Fear of Germs in Public Restrooms Not Substantiated

Jack Gilbert, a microbiologist at Argonne National Laboratory in Illinois, is co-author of a 2014 study in the journal of Applied and Environmental Microbiology in which researchers tracked the microbiomes of four university restrooms over hours and days.

According to LiveScience, Gilbert and his colleagues first sampled restrooms on an hourly basis and then sterilized the locations to start with a clean slate. They then allowed 4 more hours’ use and then shut the bathrooms down for the rest of the day to see how the bacterial assortment changed with time.

People bring a lot of bacteria into bathrooms, the researcher found. LiveScience reported that within an hour of normal use, there were 500,000 bacterial cells per square inch on the bathroom surfaces, on average.

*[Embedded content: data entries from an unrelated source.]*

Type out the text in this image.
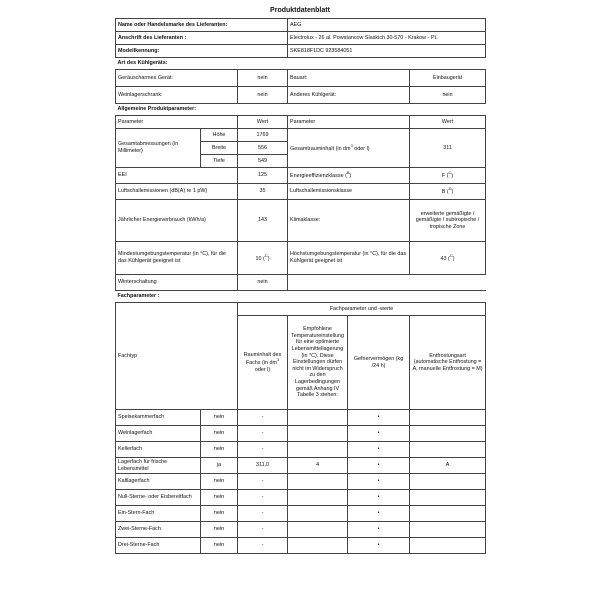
Produktdatenblatt
Name oder Handelsmarke des Lieferanten:			AEG		
Anschrift des Lieferanten :			Electrolux - 26 al. Powstancow Slaskich 30-570 - Krakow - PL		
Modellkennung:			SKE818F1DC 923584051		
Art des Kühlgeräts:					
Geräuscharmes Gerät:		nein	Bauart:		Einbaugerät
Weinlagerschrank:		nein	Anderes Kühlgerät:		nein
Allgemeine Produktparameter:					
Parameter		Wert	Parameter		Wert
Gesamtabmessungen (in Millimeter)	Höhe	1769	Gesamtrauminhalt (in $dm^3$ oder l)		311
	Breite	556			
	Tiefe	549			
EEI		125	Energieeffizienzklasse ($^B$)		F ($^C$)
Luftschallemissionen (dB(A) re 1 pW)		35	Luftschallemissionsklasse		B ($^D$)
Jährlicher Energieverbrauch (kWh/a)		143	Klimaklasse:		erweiterte gemäßigte / gemäßigte / subtropische / tropische Zone
Mindestumgebungstemperatur (in °C), für die das Kühlgerät geeignet ist		10 ($^C$)	Höchstumgebungstemperatur (in °C), für die das Kühlgerät geeignet ist		43 ($^C$)
Winterschaltung		nein			
Fachparameter :					
Fachtyp		Fachparameter und -werte			
		Rauminhalt des Fachs (in $dm^3$ oder l)	Empfohlene Temperatureinstellung für eine optimierte Lebensmittellagerung (in °C). Diese Einstellungen dürfen nicht im Widerspruch zu den Lagerbedingungen gemäß Anhang IV Tabelle 3 stehen:	Gefriervermögen (kg /24 h)	Entfrostungsart (automatische Entfrostung = A, manuelle Entfrostung = M)
Speisekammerfach	nein	-		•	
Weinlagerfach	nein	-		•	
Kellerfach	nein	-		•	
Lagerfach für frische Lebensmittel	ja	311,0	4	•	A
Kaltlagerfach	nein	-		•	
Null-Sterne- oder Eisbereitfach	nein	-		•	
Ein-Stern-Fach	nein	-		•	
Zwei-Sterne-Fach	nein	-		•	
Drei-Sterne-Fach	nein	-		•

But when left undisturbed, many of these bacteria quickly perished. Gut bacteria, especially, which don’t do well tolerating oxygen, cold or lack of nutrients, did very poorly, Gilbert said, according to LiveScience.

Skin bacteria showed better survival. Some of the surviving bacteria did have the potential to be pathogenic, Gilbert said, but you’d have to try pretty hard to get sick. The skin-associated bacterium Staphylococcus aureus, for example, persisted for a long time on bathroom surfaces. But S. aureus is present on the skin in about one in five people, and generally causes problems only when people are immunocompromised or have open wounds.

Ultimately, “the only places we see significant transference of illness on a regular basis, we believe, are health care environments, because people in that environment have had their immunity stripped away,” Gilbert said. For healthy people, there is very little to fear in a public restroom.

And, of course, washing your hands is important.